Hwijune commented 4 years ago

@Hwijune did commenting out the TF summarywriter fix the issue for you?

@glenn-jocher @porterjenkins

#from torch.utils.tensorboard import SummaryWriter

TF Summary test didn't do well.

it's same. I don't know what to do yet.

glenn-jocher commented 4 years ago

@Hwijune I had similar issues on a multi 2080ti machine, ended up "solving" it by just training on a single GPU, i.e. train.py --device 0.

Hwijune commented 4 years ago

@Hwijune I had similar issues on a multi 2080ti machine, ended up "solving" it by just training on a single GPU, i.e. train.py --device 0.

How can I use multi gpus?

When tested, the time was similar regardless of the number of gpu.

1epoch -> 2, 4, 8 gpus

glenn-jocher commented 4 years ago

@Hwijune multi-gpu:

python3 train.py --device 0,1
python3 train.py --device 0,1,2,3
etc.

If 2/4/8 GPU epoch takes same amount of time you are dataloader limited, need faster SSD, more CPU cores, etc. For fastest dataloading cache all images: python3 train.py --cache

Hwijune commented 4 years ago

@Hwijune 멀티 GPU :

python3 train.py-장치 0,1
python3 train.py-장치 0,1,2,3
기타

2/4/8 GPU epoch가 데이터 로더 제한 시간과 동일한 시간이 걸리면 더 빠른 SSD, 더 많은 CPU 코어 등이 필요합니다. 가장 빠른 데이터로드를 위해 모든 이미지를 캐시하십시오. python3 train.py --cache

Server specification

ddr4 256g ram 1.8T ssd intel xeon silver 4214 cpu @ 2.20ghz

 nw = min([os.cpu_count(), batch_size if batch_size > 1 else 0, 8])  # number of workers

adjust the maximum value of the data loader?

Lornatang commented 4 years ago

@Hwijune Number of workers depends on the number of GPUs you have. Pytorch developers suggest the following workers = (4 * GPU_count)

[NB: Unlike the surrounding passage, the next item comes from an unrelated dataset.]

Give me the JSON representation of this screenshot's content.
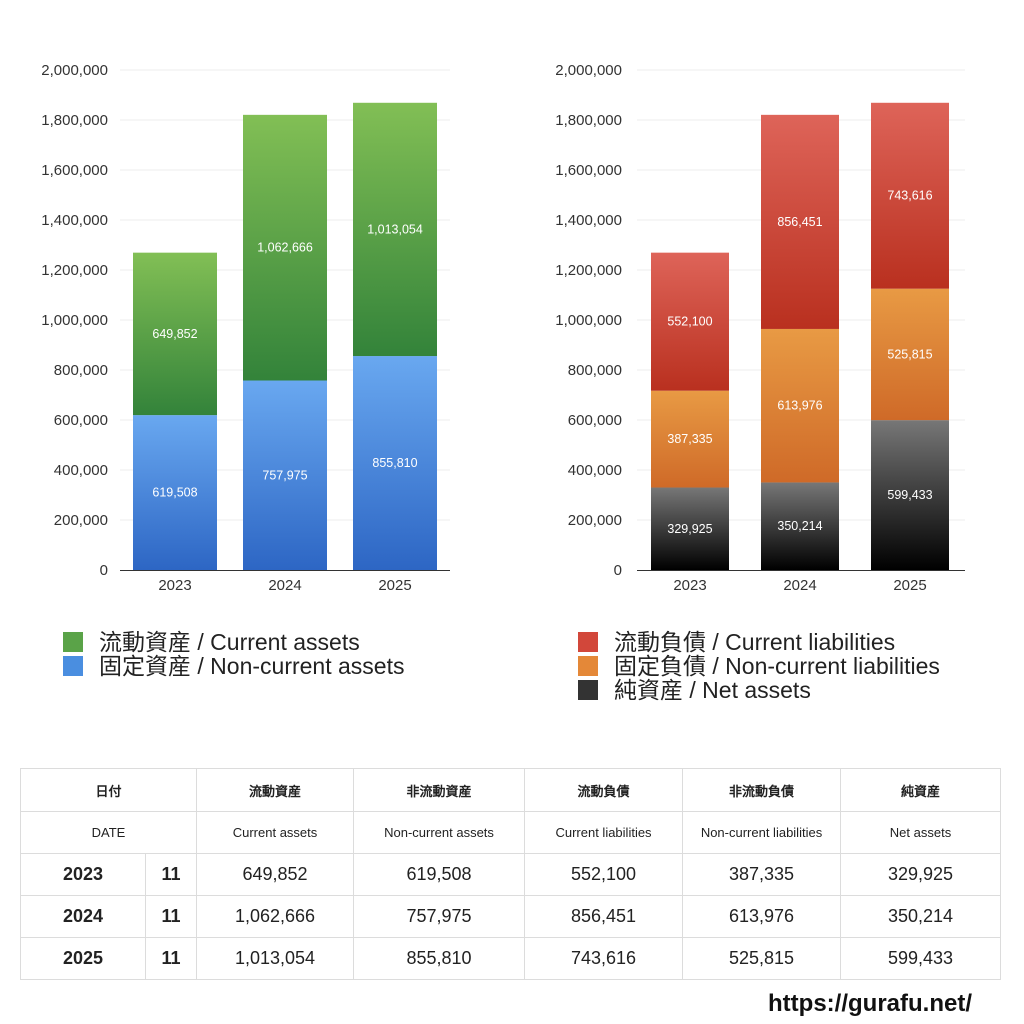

Hwijune commented 4 years ago

@Hwijune Number of workers depends on the number of GPUs you have. Pytorch developers suggest the following workers = (4 * GPU_count)

@Lornatang oh good. i'll test it

workers = (4 * GPU_count)
github-actions[bot] commented 4 years ago

This issue is stale because it has been open 30 days with no activity. Remove Stale label or comment or this will be closed in 5 days.

Hwijune commented 4 years ago

Less frequent after installing the latest version.

However, errors continue to occur

glenn-jocher commented 11 months ago

@Hwijune, sorry to hear that the issue persists. It might be beneficial to post the specific error output so that the community can assist in diagnosing the problem.